The earlier dispersals could have contributed genes to Neanderthals, as there is evidence in Neanderthals of an early interbreeding event with early humans.
Neanderthals probably trekked south to Greece and the middle east from further north in Europe at the height of the Ice Ages.
Whether Neanderthals and early modern humans ever met or co-existed in southern Greece is unknown. How and why modern humans died out in the area also remains a mystery.
“It’s a complex scenario of population dispersal, range contraction, and possibly also contact,” says Harvati.
Israel Hershkovitz from Tel Aviv University, who led the study of the Misliya specimens, is sceptical about the certainty of the Apidima skulls’ identification.
“There is no way to be absolutely sure they don’t belong to the same [species],” he says.
The lack of associated artefacts such as stone tools is also problematic, says Hershkovitz.
“The most important thing is to find the archaeological context,” he says. “Without it, you are working in the dark when it comes to the exact dating of the fossils.”
Nevertheless, Hershkovitz wouldn’t be surprised to find early modern humans in Greece that are as old as Apidima 1, given the similarity in climate and its proximity to Israel.
Harvati and her colleagues are continuing excavations at the site. And, despite the unfavourably warm and humid conditions at the site, they will also try to extract ancient DNA and proteins from the specimens to better nail down their relationship to other humans of the time.

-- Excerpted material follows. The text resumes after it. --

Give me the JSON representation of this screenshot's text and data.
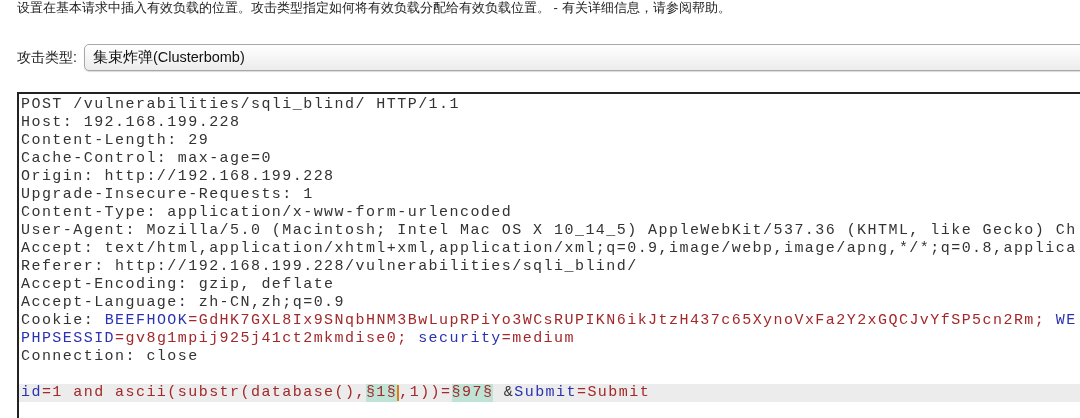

They also hope to find more fossils in Greece and its surrounds, a region that palaeoanthropology has, until recently, neglected, says Harvati.
“The human fossil record of the region is hypothesized to be highly diverse and to reflect population movements, late survivals, range contractions and potential interactions among populations,” she says.
“We have not been able to really test these ideas. This study is, I hope, a first step in that direction.”